From the point when military government of General Muhammadu Buhari took over in a coup, the control of the market gradually fell into the hands of successive state governments.  Because of the prolong military rule in Nigeria, the legitimacy of a market at such a place appeared unquestioned. And perhaps no government had reason that a market at such a strategic traffic spot added to the perpetual vehicular gridlock of the axis.
However, in 2005, Lagos State government, under Governor Bola Ahmed Tinubu started revisiting the appropriateness of having a market at such a place. By the time Babatunde Fashola became the governor, arrangement was already concluded to relocate the occupants of the market to Isopakodowo, a plank market behind Kayero market. In fact, when the Kayero market was being renovated during Fashola’s regime, the portion of Isopakodowo meant for the relocation of Owonifari was ready.
Lagos State Government’s response:
Lagos State Commissioner for Information and Strategy, Mr Steve Ayorinde defended the demolition: “It is important to be informed that the issue of that market had been on for nothing less than 10 years.
“The state government had been engaging with the leadership of the market to say that we could no longer continue with the manner in which that area of the market was being used.
“So, for 10 years, there has been back and forth engagement between the government and the leadership of the market.
“Certified that we have provided a befitting alternative, we started another round of engagement with the leadership of the market.
“The governor appealed to them through the Commissioner for Local Government and Community Affairs.
“They met with members of the state executive on Dec. 16, 2015, where the governor reiterated his plans for Oshodi and the need to relocate them.
“A few of them expressed certain misgivings, but largely, they felt that if their interests were accommodated within the Isopakodowo market that they were willing and ready to move.
“We advised that discussions should be ongoing, particularly regarding how much they will pay for each stall within the market.
Ayorinde added that on Dec. 21, 2015, the governor went on a tour of Oshodi, where he again met with the leadership of the Owonifari Market.
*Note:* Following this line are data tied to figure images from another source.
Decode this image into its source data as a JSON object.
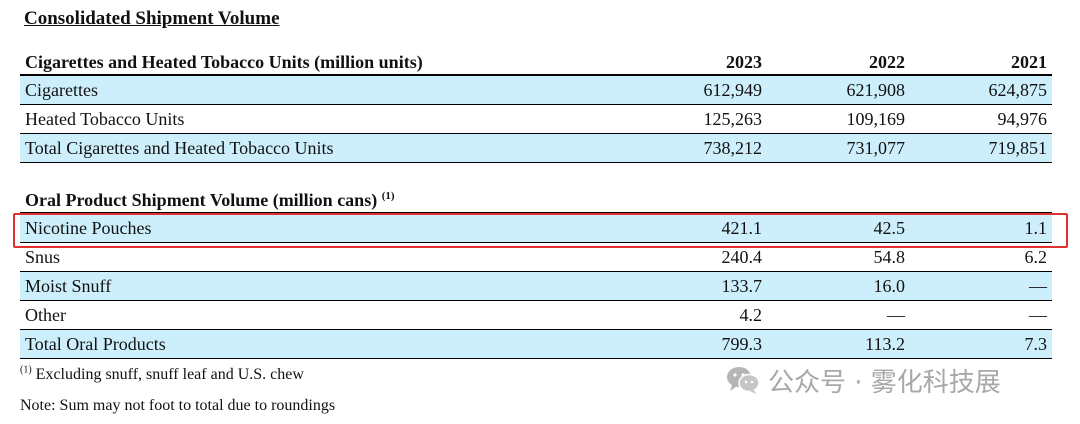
{
  "title": "Consolidated Shipment Volume",
  "cigarettes_section": {
    "header": "Cigarettes and Heated Tobacco Units (million units)",
    "years": [
      "2023",
      "2022",
      "2021"
    ],
    "rows": [
      {
        "label": "Cigarettes",
        "values": [
          "612,949",
          "621,908",
          "624,875"
        ]
      },
      {
        "label": "Heated Tobacco Units",
        "values": [
          "125,263",
          "109,169",
          "94,976"
        ]
      },
      {
        "label": "Total Cigarettes and Heated Tobacco Units",
        "values": [
          "738,212",
          "731,077",
          "719,851"
        ]
      }
    ]
  },
  "oral_section": {
    "header": "Oral Product Shipment Volume (million cans)",
    "header_marker": "(1)",
    "rows": [
      {
        "label": "Nicotine Pouches",
        "values": [
          "421.1",
          "42.5",
          "1.1"
        ]
      },
      {
        "label": "Snus",
        "values": [
          "240.4",
          "54.8",
          "6.2"
        ]
      },
      {
        "label": "Moist Snuff",
        "values": [
          "133.7",
          "16.0",
          "—"
        ]
      },
      {
        "label": "Other",
        "values": [
          "4.2",
          "—",
          "—"
        ]
      },
      {
        "label": "Total Oral Products",
        "values": [
          "799.3",
          "113.2",
          "7.3"
        ]
      }
    ]
  },
  "footnote": {
    "marker": "(1)",
    "text": " Excluding snuff, snuff leaf and U.S. chew"
  },
  "note": "Note: Sum may not foot to total due to roundings",
  "watermark": {
    "text": "公众号 · 雾化科技展",
    "icon": "wechat-icon"
  },
  "colors": {
    "row_shade": "#cdeffc",
    "highlight_border": "#e03030",
    "watermark": "#a8a8a8"
  }
}
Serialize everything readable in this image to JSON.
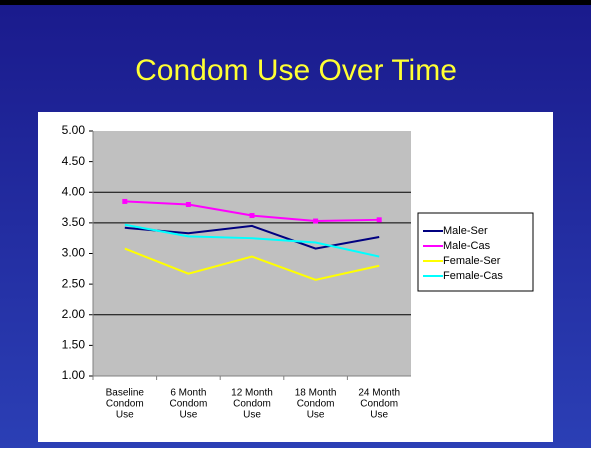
{
  "chart_data": {
    "type": "line",
    "title": "Condom Use Over Time",
    "categories": [
      [
        "Baseline",
        "Condom",
        "Use"
      ],
      [
        "6 Month",
        "Condom",
        "Use"
      ],
      [
        "12 Month",
        "Condom",
        "Use"
      ],
      [
        "18 Month",
        "Condom",
        "Use"
      ],
      [
        "24 Month",
        "Condom",
        "Use"
      ]
    ],
    "series": [
      {
        "name": "Male-Ser",
        "color": "#000080",
        "values": [
          3.42,
          3.33,
          3.45,
          3.08,
          3.27
        ]
      },
      {
        "name": "Male-Cas",
        "color": "#ff00ff",
        "marker": "square",
        "values": [
          3.85,
          3.8,
          3.62,
          3.53,
          3.55
        ]
      },
      {
        "name": "Female-Ser",
        "color": "#ffff00",
        "values": [
          3.08,
          2.67,
          2.95,
          2.57,
          2.8
        ]
      },
      {
        "name": "Female-Cas",
        "color": "#00ffff",
        "values": [
          3.47,
          3.28,
          3.25,
          3.18,
          2.95
        ]
      }
    ],
    "ylim": [
      1,
      5
    ],
    "yticks": [
      {
        "value": 1,
        "label": "1.00"
      },
      {
        "value": 1.5,
        "label": "1.50"
      },
      {
        "value": 2,
        "label": "2.00"
      },
      {
        "value": 2.5,
        "label": "2.50"
      },
      {
        "value": 3,
        "label": "3.00"
      },
      {
        "value": 3.5,
        "label": "3.50"
      },
      {
        "value": 4,
        "label": "4.00"
      },
      {
        "value": 4.5,
        "label": "4.50"
      },
      {
        "value": 5,
        "label": "5.00"
      }
    ],
    "grid_values": [
      2,
      3.5,
      4
    ],
    "legend": "right"
  }
}
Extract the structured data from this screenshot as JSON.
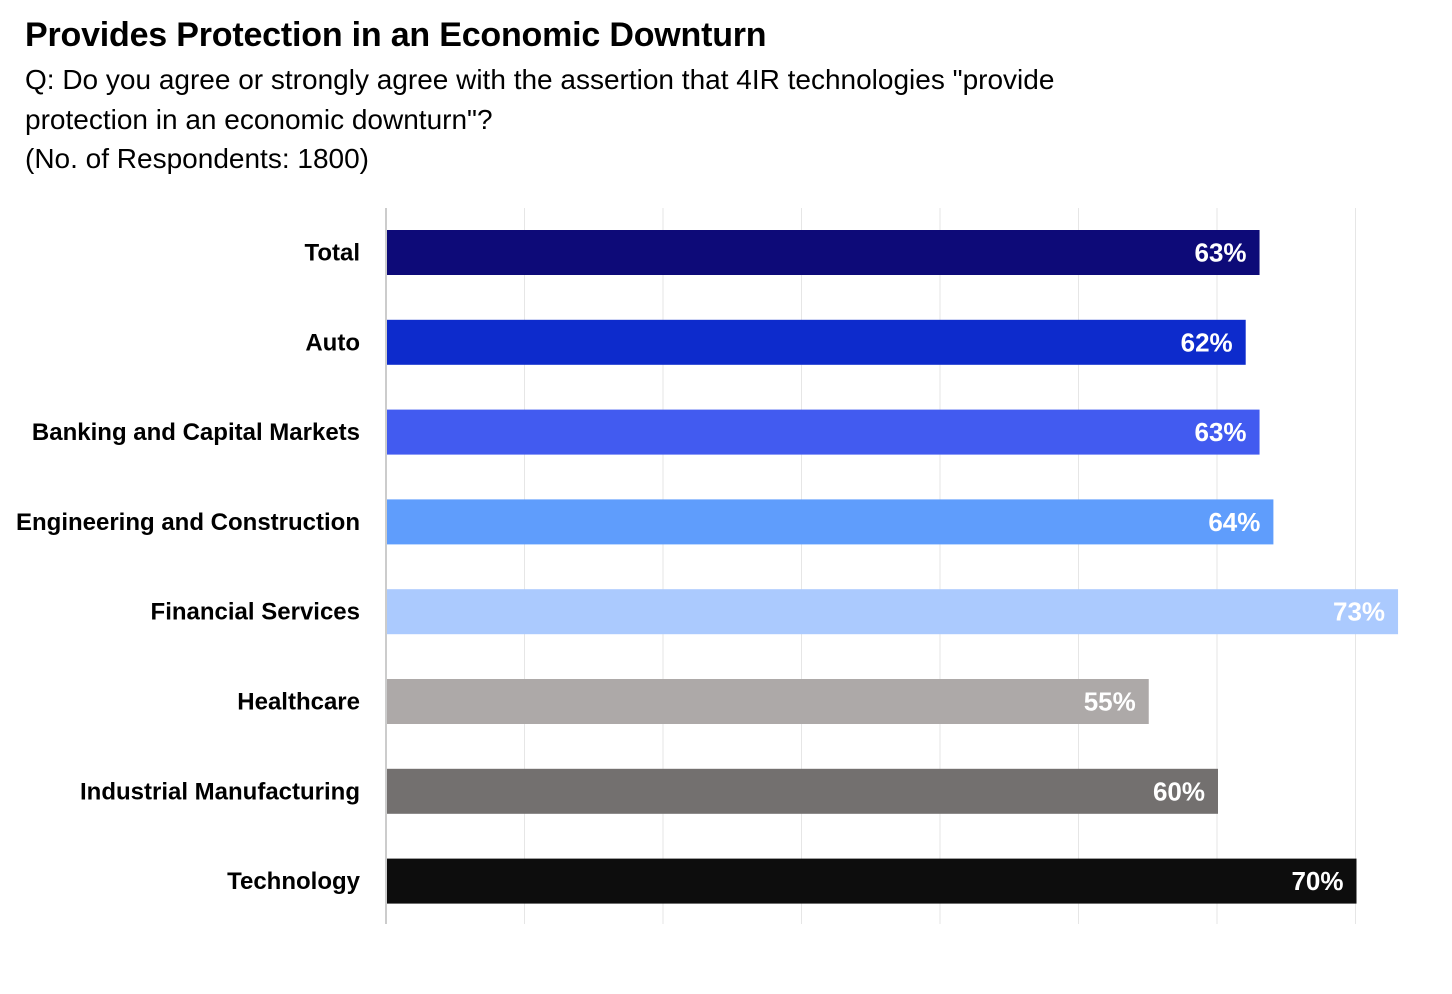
{
  "title": "Provides Protection in an Economic Downturn",
  "subtitle_lines": [
    "Q: Do you agree or strongly agree with the assertion that 4IR technologies \"provide",
    "protection in an economic downturn\"?",
    "(No. of Respondents: 1800)"
  ],
  "chart_data": {
    "type": "bar",
    "orientation": "horizontal",
    "title": "Provides Protection in an Economic Downturn",
    "categories": [
      "Total",
      "Auto",
      "Banking and Capital Markets",
      "Engineering and Construction",
      "Financial Services",
      "Healthcare",
      "Industrial Manufacturing",
      "Technology"
    ],
    "values": [
      63,
      62,
      63,
      64,
      73,
      55,
      60,
      70
    ],
    "value_labels": [
      "63%",
      "62%",
      "63%",
      "64%",
      "73%",
      "55%",
      "60%",
      "70%"
    ],
    "colors": [
      "#0d0a78",
      "#0d2bcc",
      "#425bf0",
      "#5f9dfc",
      "#abcafe",
      "#ada9a8",
      "#73706f",
      "#0d0d0d"
    ],
    "xlim": [
      0,
      75
    ],
    "grid": true,
    "legend": "none",
    "xlabel": "",
    "ylabel": ""
  }
}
A N5, 000 monthly rent was agreed, Ayorinde disclosed.
 “There is really no market anywhere that you will be paying such an amount in a month for a shop.
“The governor agreed with them and we said we were ready to concede.
“Along the line, convinced that our new year project was to relocate them to Isopakodowo Market, we got intelligence reports that as at during the Yuletide, a number of criminal activities were going on there.
“We also got reports that the place was harbouring criminals and a number of untoward activities.
 
Owonifari Market (before demolition)


“This, of course, necessitated that we should move immediately to safeguard lives, property and to ensure that there was no breech of peace.
“This was what led to the demolition exercise. We believe a good number of the traders, if not all, had moved because they were aware they needed to move.
“From reports, quite a good chunk of them acknowledged that they were properly served and that they were ready to move; many of them packed their things just before the end of the year.
“Government, I should say, will not be blackmailed because we have done everything humanly possible.
“We believe very strongly that Isopakodowo Market is quite ideal, a lot bigger than where they were.
 “It is to return sanity to the place, to beautify the place and construct a world class bus terminus.
“We also believe the exercise will largely reduce the gridlock that is associated with that area and the criminalities that were rampant in Oshodi.
“What we have done is in the interest of the generality of residents.